Under JKN, PHCs are paid by capitation where they receive payments each month according to the number of participants registered as their patients, not based on how frequent the patients use their services. Consequently, the amount of their income is largely determined by the amount of the capitation rate and the number of registered participants. These two things become very problematic for private PHCs. Since 2014, the capitation rate has not changed even though health costs are getting higher. The number of participants for private PHCs is also much less than that of public PHCs, even though private PHCs do not receive financial assistance from the government like public PHCs.
In collaboration with the association of private PHCs in Surabaya, my project discusses how payments for health services received by private PHCs under JKN have been able to help PHCs improve the quality of their services. PHCs are gatekeepers that will help determine whether a patient needs further treatment in hospital or not. Imagine how risky it is if there is a mother who should get advanced treatment in hospital because of difficult labor but cannot be referred or is referred too late. Two lives, that of mother and baby, are at the stake; therefore, the capacity of the resources owned by PHCs must be ensured to support their task of providing adequate primary health services. Without appropriate provider payments, there will not be enough resources for PHCs to carry out their duties, especially private PHCs who must finance all their own operations.
My project will document any evidence on how the existing payment system for private PHCs under JKN has impacted the primary health facilities. The project will also communicate the findings to health managers in primary health care to understand the complex terms of capitation payments. It will minimize the knowledge gap related to the capitation policy and improve awareness of this issue among managers of primary health care facilities and associations.
When I work on projects and interact with health facilities, most managers who manage their finances are women. There was even an opportunity to discuss with a private association of PHCs; all participants who attended were women. Through the Samya Stumo Fellowship, I also had the opportunity to be guided by mentors who are experts in the field of health financing. What is remarkable is that two of my three mentors are women.
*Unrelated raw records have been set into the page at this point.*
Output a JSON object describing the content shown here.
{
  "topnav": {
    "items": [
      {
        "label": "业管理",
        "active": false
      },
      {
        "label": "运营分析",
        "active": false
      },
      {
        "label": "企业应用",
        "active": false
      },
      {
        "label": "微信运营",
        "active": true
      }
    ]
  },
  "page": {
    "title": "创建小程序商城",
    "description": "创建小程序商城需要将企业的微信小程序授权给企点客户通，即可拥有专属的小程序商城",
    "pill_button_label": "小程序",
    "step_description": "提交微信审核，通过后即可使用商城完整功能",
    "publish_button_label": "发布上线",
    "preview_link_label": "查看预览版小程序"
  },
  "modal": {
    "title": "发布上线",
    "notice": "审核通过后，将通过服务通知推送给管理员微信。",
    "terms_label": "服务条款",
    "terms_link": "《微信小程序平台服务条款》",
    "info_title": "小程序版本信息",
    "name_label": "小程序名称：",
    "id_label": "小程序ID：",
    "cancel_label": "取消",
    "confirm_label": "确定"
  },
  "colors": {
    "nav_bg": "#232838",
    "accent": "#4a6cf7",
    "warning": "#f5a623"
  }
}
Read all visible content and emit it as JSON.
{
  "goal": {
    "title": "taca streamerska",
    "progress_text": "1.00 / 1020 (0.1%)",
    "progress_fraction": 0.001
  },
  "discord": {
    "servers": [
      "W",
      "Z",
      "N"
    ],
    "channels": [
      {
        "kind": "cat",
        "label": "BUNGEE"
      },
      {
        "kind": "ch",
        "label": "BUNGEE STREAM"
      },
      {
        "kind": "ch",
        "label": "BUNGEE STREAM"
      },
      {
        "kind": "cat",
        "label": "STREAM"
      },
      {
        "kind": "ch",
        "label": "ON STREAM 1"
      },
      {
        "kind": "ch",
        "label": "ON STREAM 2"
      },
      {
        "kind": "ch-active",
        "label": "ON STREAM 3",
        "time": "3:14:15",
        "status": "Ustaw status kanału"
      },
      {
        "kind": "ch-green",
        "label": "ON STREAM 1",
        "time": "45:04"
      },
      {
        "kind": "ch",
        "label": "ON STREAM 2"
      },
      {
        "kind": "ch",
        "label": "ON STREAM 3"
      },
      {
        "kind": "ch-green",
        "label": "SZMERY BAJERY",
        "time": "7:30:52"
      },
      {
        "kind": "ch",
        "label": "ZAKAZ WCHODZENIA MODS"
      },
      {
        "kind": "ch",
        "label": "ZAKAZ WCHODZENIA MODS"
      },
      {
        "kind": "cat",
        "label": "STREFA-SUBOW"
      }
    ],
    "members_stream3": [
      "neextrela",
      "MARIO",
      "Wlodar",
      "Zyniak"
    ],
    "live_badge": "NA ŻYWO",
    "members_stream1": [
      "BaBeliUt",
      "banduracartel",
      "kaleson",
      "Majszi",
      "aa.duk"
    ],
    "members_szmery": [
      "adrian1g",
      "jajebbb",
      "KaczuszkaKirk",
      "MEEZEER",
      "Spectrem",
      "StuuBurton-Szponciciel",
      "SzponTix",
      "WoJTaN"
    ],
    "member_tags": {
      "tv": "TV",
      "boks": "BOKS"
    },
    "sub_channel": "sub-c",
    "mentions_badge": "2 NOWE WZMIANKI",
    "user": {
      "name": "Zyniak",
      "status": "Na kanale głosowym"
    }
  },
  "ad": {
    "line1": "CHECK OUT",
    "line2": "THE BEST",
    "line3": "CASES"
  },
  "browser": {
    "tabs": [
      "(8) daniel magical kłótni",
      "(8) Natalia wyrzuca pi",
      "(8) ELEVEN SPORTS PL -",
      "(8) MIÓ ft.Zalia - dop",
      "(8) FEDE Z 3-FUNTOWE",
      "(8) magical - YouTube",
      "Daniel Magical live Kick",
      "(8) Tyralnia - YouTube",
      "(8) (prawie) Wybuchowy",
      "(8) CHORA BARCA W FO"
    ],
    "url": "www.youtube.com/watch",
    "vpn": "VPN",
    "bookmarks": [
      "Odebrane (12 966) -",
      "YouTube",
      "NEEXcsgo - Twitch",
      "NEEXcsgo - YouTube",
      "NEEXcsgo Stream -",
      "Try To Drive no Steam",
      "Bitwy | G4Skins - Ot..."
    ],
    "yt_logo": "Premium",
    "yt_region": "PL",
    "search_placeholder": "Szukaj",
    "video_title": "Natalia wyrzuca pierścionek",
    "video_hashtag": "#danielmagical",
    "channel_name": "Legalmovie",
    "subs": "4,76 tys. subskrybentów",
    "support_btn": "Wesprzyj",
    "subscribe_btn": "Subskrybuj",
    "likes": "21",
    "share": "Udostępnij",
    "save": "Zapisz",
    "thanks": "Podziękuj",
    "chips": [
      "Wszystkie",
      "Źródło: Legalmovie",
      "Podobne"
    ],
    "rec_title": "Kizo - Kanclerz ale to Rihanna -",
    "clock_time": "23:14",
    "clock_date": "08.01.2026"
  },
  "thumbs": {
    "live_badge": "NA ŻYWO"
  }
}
They are active in conducting research, managing projects in health financing, and communicating them to stakeholders.
This reminds me of how women supported women through rice money in my childhood. At that time, women supporting women was more about helping get collective donations for health care costs. Now, for me it is more about how women in academia support women leaders in PHCs to become leaders who are experts in managing health organizations. It is also about how women leaders in PHCs support academics doing research for improvements in health financing. And most importantly, it is about how these women leaders support every woman in Indonesia to get better health services. All in all, this fellowship is helping me to be a woman who can support other women.